11 Now Jesus stood before the governor; and the governor asked him, “Are you the King of the Jews?” Jesus said, “You say so.” 12 But when he was accused by the chief priests and elders, he did not answer. 13 Then Pilate said to him, “Do you not hear how many accusations they make against you?” 14 But he gave him no answer, not even to a single charge, so that the governor was greatly amazed.
Throughout the Gospel of Matthew, Jesus has presented the kingdom of heaven as an alternative to the ways of the Roman Empire and the ways in which the religious authorities, who opposed him, had adapted to their place within that empire. Judas may have handed over innocent blood cheaply, but even Judas repents in the end while these religious leaders remain indifferent to the way they have failed to embody the justice that the God of Israel expects of the people in the law. Both the religious leaders and the Procurator of Rome are aligned against Jesus and both participate in the crucifixion of Jesus. Yet, both ironically bear witness to portions of Jesus’ identity, and their words speak a portion of the truth.
The narrative slows down, spending more time on the events of this day, but the timing of the events of the crucifixion happens between the morning and afternoon. The gathered chief priests and elders consult/plot together to bring about Jesus’ death, and for his death to occur within the confines of the civil law they must allow Pilate to sentence Jesus to death. The crucifixion scene shows that something can be in accordance with the civil rule of the Roman empire or the religious leader’s interpretation of the Torah and still be unrighteous. The religious leaders may declare Jesus guilty of blasphemy but here even Judas know he has become the one to hand over innocent blood.

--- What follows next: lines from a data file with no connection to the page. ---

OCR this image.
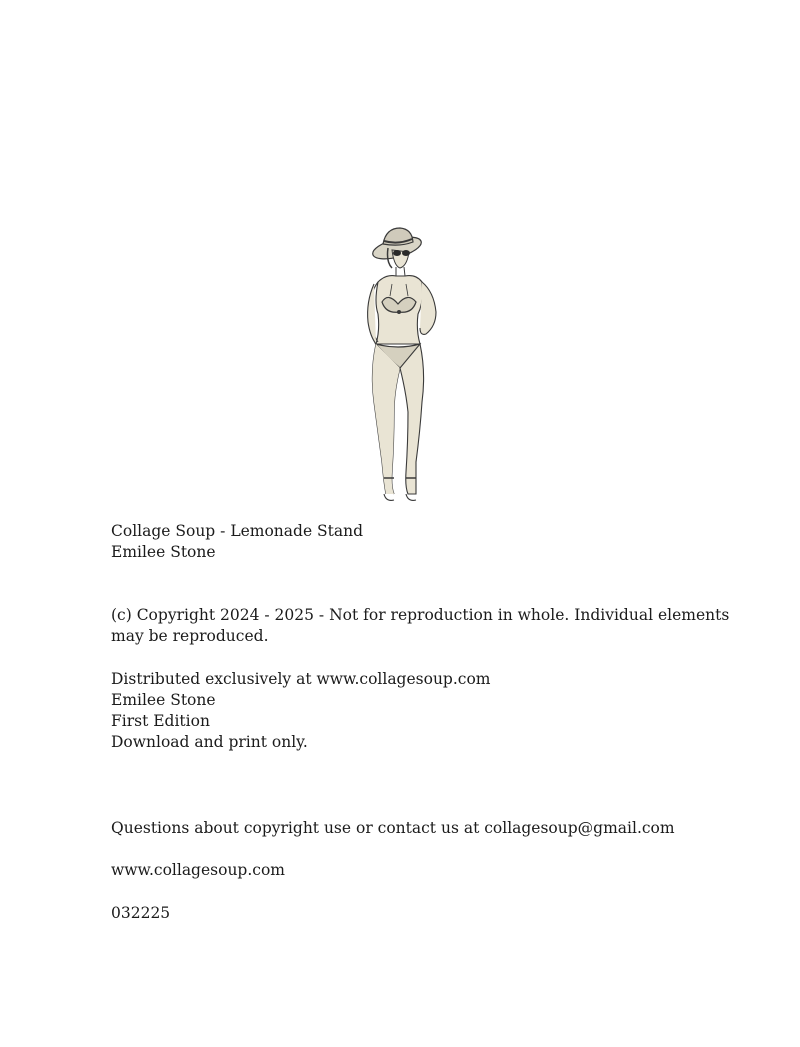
Collage Soup - Lemonade Stand
Emilee Stone
(c) Copyright 2024 - 2025 - Not for reproduction in whole. Individual elements may be reproduced.
Distributed exclusively at www.collagesoup.com
Emilee Stone
First Edition
Download and print only.
Questions about copyright use or contact us at collagesoup@gmail.com
www.collagesoup.com
032225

Only Matthew relates the repentance of Judas. Luke, in the book of Acts, will relate the story of Judas’ death and the naming of the field of blood, but Matthew interrupts the fast-moving progress of Jesus’ approaching hearing before Pilate with Judas’ confrontation of the chief priests and the elders. Judas perhaps understands that his fate has been linked to those who have opposed Jesus, and just as the woes of chapter 23 and the woe spoken about the ‘handing over one’ at the Last Supper are heard together, so now Judas now understands that he stands under curse for betraying innocent blood. As the law states, ““Cursed be anyone who takes a bribe to shed innocent blood.” All the people shall say, “Amen.”” (Deuteronomy 27:25) Judas’ agonized confession is met by the callous indifference of the chief priests and the elders. Jesus’ innocence will be emphasized multiple times throughout this scene, and while the innocence or guilt of Jesus is not a concern for the religious leaders, as Matthew portrays them, the propriety of accepting ‘blood money’, money they gave to Judas, into the temple treasury shows the way their use of the law, in Matthew’s view, has been corrupted.

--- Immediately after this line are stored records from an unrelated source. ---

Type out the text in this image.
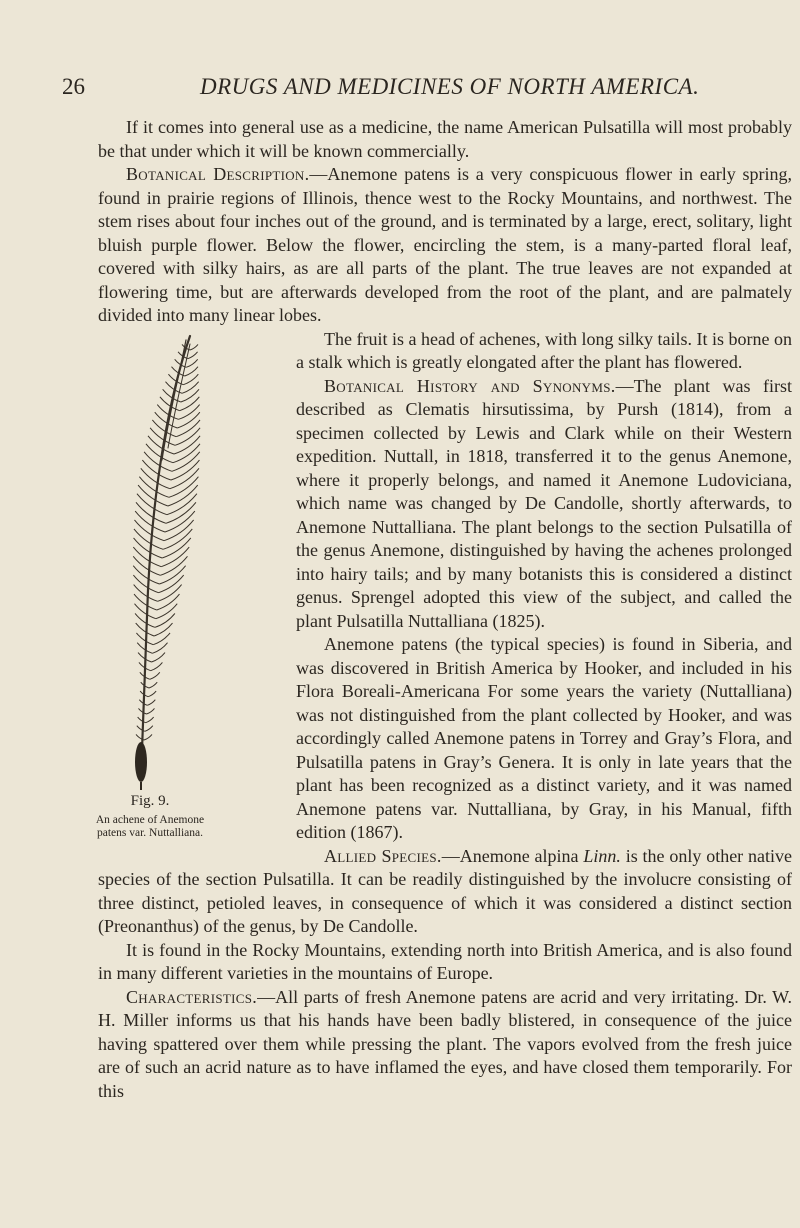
26	DRUGS AND MEDICINES OF NORTH AMERICA.

If it comes into general use as a medicine, the name American Pulsatilla will most probably be that under which it will be known commercially.

Botanical Description.—Anemone patens is a very conspicuous flower in early spring, found in prairie regions of Illinois, thence west to the Rocky Mountains, and northwest. The stem rises about four inches out of the ground, and is terminated by a large, erect, solitary, light bluish purple flower. Below the flower, encircling the stem, is a many-parted floral leaf, covered with silky hairs, as are all parts of the plant. The true leaves are not expanded at flowering time, but are afterwards developed from the root of the plant, and are palmately divided into many linear lobes.

Fig. 9.
An achene of Anemone patens var. Nuttalliana.

The fruit is a head of achenes, with long silky tails. It is borne on a stalk which is greatly elongated after the plant has flowered.

Botanical History and Synonyms.—The plant was first described as Clematis hirsutissima, by Pursh (1814), from a specimen collected by Lewis and Clark while on their Western expedition. Nuttall, in 1818, transferred it to the genus Anemone, where it properly belongs, and named it Anemone Ludoviciana, which name was changed by De Candolle, shortly afterwards, to Anemone Nuttalliana. The plant belongs to the section Pulsatilla of the genus Anemone, distinguished by having the achenes prolonged into hairy tails; and by many botanists this is considered a distinct genus. Sprengel adopted this view of the subject, and called the plant Pulsatilla Nuttalliana (1825).

Anemone patens (the typical species) is found in Siberia, and was discovered in British America by Hooker, and included in his Flora Boreali-Americana For some years the variety (Nuttalliana) was not distinguished from the plant collected by Hooker, and was accordingly called Anemone patens in Torrey and Gray’s Flora, and Pulsatilla patens in Gray’s Genera. It is only in late years that the plant has been recognized as a distinct variety, and it was named Anemone patens var. Nuttalliana, by Gray, in his Manual, fifth edition (1867).

Allied Species.—Anemone alpina Linn. is the only other native species of the section Pulsatilla. It can be readily distinguished by the involucre consisting of three distinct, petioled leaves, in consequence of which it was considered a distinct section (Preonanthus) of the genus, by De Candolle.

It is found in the Rocky Mountains, extending north into British America, and is also found in many different varieties in the mountains of Europe.

Characteristics.—All parts of fresh Anemone patens are acrid and very irritating. Dr. W. H. Miller informs us that his hands have been badly blistered, in consequence of the juice having spattered over them while pressing the plant. The vapors evolved from the fresh juice are of such an acrid nature as to have inflamed the eyes, and have closed them temporarily. For this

This final explicit reference to scripture is often viewed as garbled since unlike the remaining explicit quotations this text brings together Zechariah 11:13 as well as the theme of Jeremiah 32:6-15, and Jeremiah 18:1-11. Zechariah 11 has the LORD judging the sheep merchants who have sold the flock (Israel) to be slaughtered for their own profit. Zechariah, speaking to sheep merchants (leaders), says:
I then said to them, “If it seems right to you, give me my wages; but if not keep them.” So they weighed out thirty shekels of silver. Then the LORD said to me, “Throw it into the treasury”—this lordly price at which I was valued by them. So I took the thirty shekels of silver and threw it into the treasury in the house of the LORD. (Zechariah 11:12-13)
But Matthew, I believe intentionally, links this to Jeremiah’s action of buying a field of Anathoth during the siege of Jerusalem as an action of hope beyond the destruction of the moment. Matthew seems to have access to significant portions of scripture, although it is possible that he would not have a physical copy of Zechariah or Jeremiah or that he would rely upon memory in this quotation. But Matthew has also shown a willingness to pair portions of scripture to bring together two stories in an allusion, and perhaps he again brings together the unfaithfulness of the current shepherds of the temple with the hope beyond judgments of Jeremiah. This is strengthened when you add in the reference to the potter, which evokes Jeremiah 18:1-11 where the potter at the wheel becomes a metaphor for God’s ability to reshape Israel from something broken to something good.
Jesus appears before Pilate the morning after his apprehension, and once more he is handed over to another authority. The silence of Jesus may allude to the suffering servant of Isaiah 53:7-8:
He was oppressed, and he was afflicted, yet he did not open his mouth; like a lamb that is led to slaughter, and like a sheep before its shearers is silent, so he did not open his mouth. By a perversion of justice he was taken away. Who could have imagined his future? For he was cut off from the land of the living, stricken for the transgressions of the people.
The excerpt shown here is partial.